OPTIONS. The Company is subject to equity price risk in the normal course of pursuing its investment objectives and may enter into options written to hedge against changes in the value of equities. The Company may purchase put and call options to attempt to provide protection against adverse price effects from anticipated changes in prevailing prices of securities or stock indices. The Company may also write put and call options. When the Company writes an option, an amount equal to the premium received by the Company is recorded as a liability and is subsequently adjusted to the current fair value of the option written.

 

Premiums received from writing options that expire unexercised are treated by the Company on the expiration date as realized gains from investments.
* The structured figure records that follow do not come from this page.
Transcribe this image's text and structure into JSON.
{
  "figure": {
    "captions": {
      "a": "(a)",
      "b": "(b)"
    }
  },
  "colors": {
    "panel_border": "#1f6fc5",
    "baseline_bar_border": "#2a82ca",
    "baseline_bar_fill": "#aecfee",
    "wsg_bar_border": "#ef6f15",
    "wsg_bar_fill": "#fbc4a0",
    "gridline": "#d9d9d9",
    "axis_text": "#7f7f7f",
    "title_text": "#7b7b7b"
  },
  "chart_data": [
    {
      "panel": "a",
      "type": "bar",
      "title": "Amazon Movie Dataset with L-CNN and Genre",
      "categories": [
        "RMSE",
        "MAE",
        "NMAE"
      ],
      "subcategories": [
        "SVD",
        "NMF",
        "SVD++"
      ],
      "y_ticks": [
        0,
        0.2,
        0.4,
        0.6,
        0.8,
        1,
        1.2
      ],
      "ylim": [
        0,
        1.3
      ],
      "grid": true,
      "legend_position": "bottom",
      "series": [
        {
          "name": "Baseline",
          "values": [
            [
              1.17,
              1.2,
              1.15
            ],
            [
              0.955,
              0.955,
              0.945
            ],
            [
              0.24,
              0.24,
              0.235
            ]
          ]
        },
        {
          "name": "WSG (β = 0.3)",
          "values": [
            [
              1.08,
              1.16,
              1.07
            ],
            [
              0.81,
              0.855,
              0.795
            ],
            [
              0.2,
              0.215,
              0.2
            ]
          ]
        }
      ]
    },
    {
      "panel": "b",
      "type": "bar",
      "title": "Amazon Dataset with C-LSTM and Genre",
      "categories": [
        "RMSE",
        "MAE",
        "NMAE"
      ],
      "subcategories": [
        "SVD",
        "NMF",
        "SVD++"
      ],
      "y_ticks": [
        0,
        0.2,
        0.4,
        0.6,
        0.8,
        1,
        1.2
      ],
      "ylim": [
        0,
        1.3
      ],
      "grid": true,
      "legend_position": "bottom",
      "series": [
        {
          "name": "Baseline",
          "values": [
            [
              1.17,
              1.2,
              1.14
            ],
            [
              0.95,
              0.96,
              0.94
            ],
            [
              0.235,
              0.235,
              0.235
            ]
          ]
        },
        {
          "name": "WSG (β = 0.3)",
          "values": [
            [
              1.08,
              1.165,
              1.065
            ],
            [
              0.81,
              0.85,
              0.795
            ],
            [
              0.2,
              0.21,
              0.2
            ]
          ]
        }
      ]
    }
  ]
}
The difference between the premium and the amount paid on effecting a closing purchase transaction, including brokerage commissions, is also treated as a realized gain, or, if the premium is less than the amount paid for the closing purchase transaction, as a realized loss. If a call option is exercised, the premium is added to the proceeds from the sale of the underlying security or currency in determining whether the Company has realized a gain or loss. The Company as writer of an option bears the market risk of an unfavorable change in the price of the security underlying the written option.

 

DEFERRED COMPENSATION. On December 26, 2022, the Company adopted a deferred compensation plan (the "Plan") for its eligible directors which allows such directors to defer some or all of their fees for services as Directors to the Fund. Under the terms of the Plan, deferred compensation withheld is notionally invested in the Fund's common stock using the net asset value per share on the date such compensation would have otherwise been payable. The amounts deferred are booked as a liability on the Company's balance sheet, and the value of that liabilty will track the net asset value of the Company's common stock, as if it were invested in that common stock. The payment due to eligible participants is valued using the net asset value of the fund at the time the payment is due. As of September 30, 2025, each of the Fund's eligible directors has deferred 50% of their 2024 and 2025 compensation to the earlier of January 1, 2026, and January 1 2027, respectively, or their separation of service from the Fund.